Friday, February 21, 2020

Mooi Chin Place, Village Hotel Bugis

Mooi Chin Place, Village Hotel Bugis

Mooi Chin Place (#03-12A Village Hotel Bugis, 390 Victoria Street, tel : +65 6339 7766) is old school. Old school like AC/DC. Like how they're still around - relevant because of their presences and still able to belt out their craft with undeniable skill. And in the repertoire - gems be hiding. Though the audience that would appreciate them dwindles by the year and mostly these days, they're largely nostalgia. Once iconic, currently not so well understood and fading through the years.

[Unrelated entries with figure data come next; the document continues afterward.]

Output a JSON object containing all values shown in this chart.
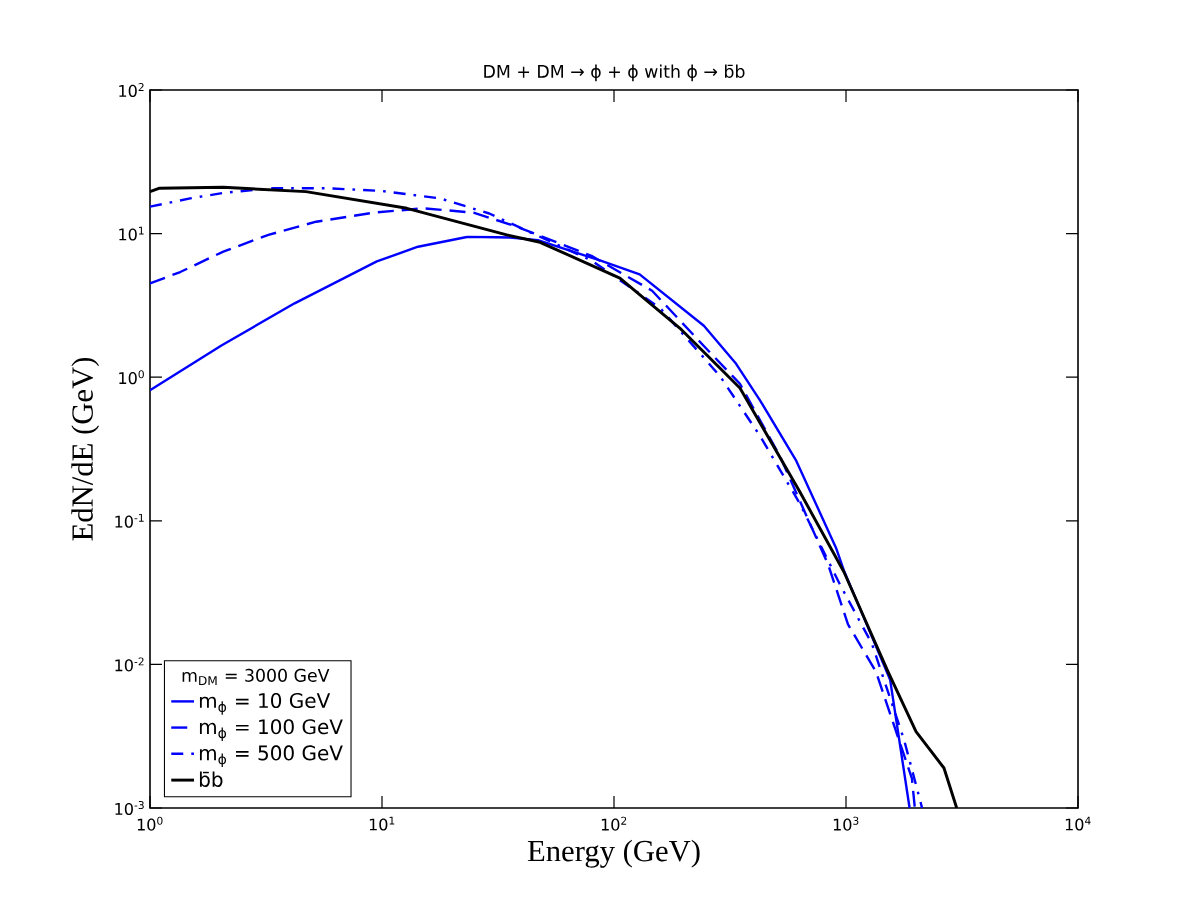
{
  "chart_data": {
    "type": "line",
    "title": "DM + DM → ϕ + ϕ with ϕ → b̄b",
    "xlabel": "Energy (GeV)",
    "ylabel": "EdN/dE (GeV)",
    "legend_title": "m$_{DM}$ = 3000 GeV",
    "log": "xy",
    "grid": false,
    "legend": "bottom left",
    "xlim": [
      1,
      10000
    ],
    "ylim": [
      0.001,
      100
    ],
    "xticks": [
      {
        "value": 1,
        "label": "10$^{0}$"
      },
      {
        "value": 10,
        "label": "10$^{1}$"
      },
      {
        "value": 100,
        "label": "10$^{2}$"
      },
      {
        "value": 1000,
        "label": "10$^{3}$"
      },
      {
        "value": 10000,
        "label": "10$^{4}$"
      }
    ],
    "yticks": [
      {
        "value": 0.001,
        "label": "10$^{-3}$"
      },
      {
        "value": 0.01,
        "label": "10$^{-2}$"
      },
      {
        "value": 0.1,
        "label": "10$^{-1}$"
      },
      {
        "value": 1,
        "label": "10$^{0}$"
      },
      {
        "value": 10,
        "label": "10$^{1}$"
      },
      {
        "value": 100,
        "label": "10$^{2}$"
      }
    ],
    "series": [
      {
        "name": "m$_{ϕ}$ = 10 GeV",
        "color": "#0000ff",
        "line_style": "solid",
        "x": [
          1,
          2.04,
          4.2,
          9.5,
          14.3,
          23.5,
          35.6,
          47,
          87,
          129,
          244,
          336,
          426,
          608,
          905,
          980,
          1550,
          1880
        ],
        "values": [
          0.81,
          1.67,
          3.27,
          6.4,
          8.1,
          9.5,
          9.4,
          9.0,
          6.5,
          5.2,
          2.28,
          1.24,
          0.69,
          0.265,
          0.065,
          0.045,
          0.0078,
          0.001
        ]
      },
      {
        "name": "m$_{ϕ}$ = 100 GeV",
        "color": "#0000ff",
        "line_style": "dashed",
        "x": [
          1,
          1.35,
          2.07,
          3.24,
          5.2,
          9.2,
          15.1,
          24.8,
          38,
          80,
          146,
          244,
          349,
          520,
          836,
          1020,
          1346,
          1925,
          1980
        ],
        "values": [
          4.5,
          5.4,
          7.5,
          9.8,
          12.1,
          14.0,
          15.0,
          14.0,
          11.2,
          7.0,
          4.0,
          1.65,
          0.9,
          0.28,
          0.05,
          0.019,
          0.0089,
          0.0016,
          0.001
        ]
      },
      {
        "name": "m$_{ϕ}$ = 500 GeV",
        "color": "#0000ff",
        "line_style": "dashdot",
        "x": [
          1,
          1.49,
          2.07,
          3.4,
          5.8,
          10,
          17.8,
          29,
          80,
          158,
          286,
          426,
          634,
          942,
          1294,
          1778,
          2084,
          2127
        ],
        "values": [
          15.4,
          17.6,
          19.2,
          20.7,
          20.7,
          19.8,
          17.6,
          13.8,
          6.5,
          3.03,
          1.02,
          0.39,
          0.131,
          0.036,
          0.0139,
          0.003,
          0.00114,
          0.001
        ]
      },
      {
        "name": "b̄b",
        "color": "#000000",
        "line_style": "solid",
        "x": [
          1,
          1.1,
          2.07,
          4.7,
          12.8,
          34.5,
          48,
          106,
          192,
          349,
          634,
          980,
          1517,
          2004,
          2644,
          3000
        ],
        "values": [
          19.6,
          20.7,
          21.0,
          19.6,
          15.0,
          9.8,
          8.7,
          4.9,
          2.2,
          0.84,
          0.158,
          0.044,
          0.0089,
          0.0034,
          0.0019,
          0.001
        ]
      }
    ]
  }
}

I've only heard of Mooi Chin in the recent years though they've been around for decades. We're here today for that taste of nostalgia uncommon.

Mooi Chin Place, fried chicken dark soya sauce

We ordered their fried chicken with dark soya sauce because it looked interesting and we've never had anything like it. It wasn't a dish that was unimaginably wild or out there. The pairing just never occured to us. What arrived was exactly as the name described. Deep fried chicken slathered with dark soya sauce. The skin was very crisp but the meat was also a little hard and a little dry.

Mooi Chin Place, hainanese ox tongue stew

Hainanese styled ox tongue stew was in order (pun intended) because ox tongue. Those slices of tongue were tender sitting in a savoury brown sauce that had the flavour of cinnamon. I believe this is my first Hainanese styled ox tongue stew. Liked it. The execution looked tired, looked routine but I thought it was pretty delicious. This would have been good with steamed white rice. 

Mooi Chin Place, fish maw vegetables

This was from the vegetable section of the menu and was called 'fried fish maw with mixture'. Not descriptive at all. There's fish, some squid and prawns in there as part of the mixture. What we ordered this for was the cabbage which was sweet and that savoury broth that made this one of those dishes people would consider perfect pairing with white rice. Nice. This tasted homely.

Mooi Chin Place, hainanese pork chop

Mooi Chin's Hainanese pork chop differs from the others through the gravy that they use. This one was brown and flavoured by cinnamon, unlike the usual tomato based variety which tastes like they were made with ketchup. Never enjoyed much of those to be honest. This rendition I liked better. But they slathered it all over the pork so any crisp to the crust was lost pretty quickly.

Mooi Chin Place, chicken rice

Other than white rice, there's also chicken rice to be had because Mooi Chin also serve steamed chicken rice with cze char dishes; not dissimilar to Pow Sing, Chin Chin or Sin Swee Kee. Even Boon Tong Kee is set up that way. There's some flavour to that chicken rice. While I wouldn't say it's incompetent, there are nicer ones out there.

Mooi Chin Place, chilli sambal

That's the chicken rice chilli on the left with some heat and quite a bit of lime. It's okay. Very edible but there're better ones around. The sambal on the right is pretty good with the squeeze of lime. Good enough for me with white rice and their pork chops which would have already gotten soggy in a while.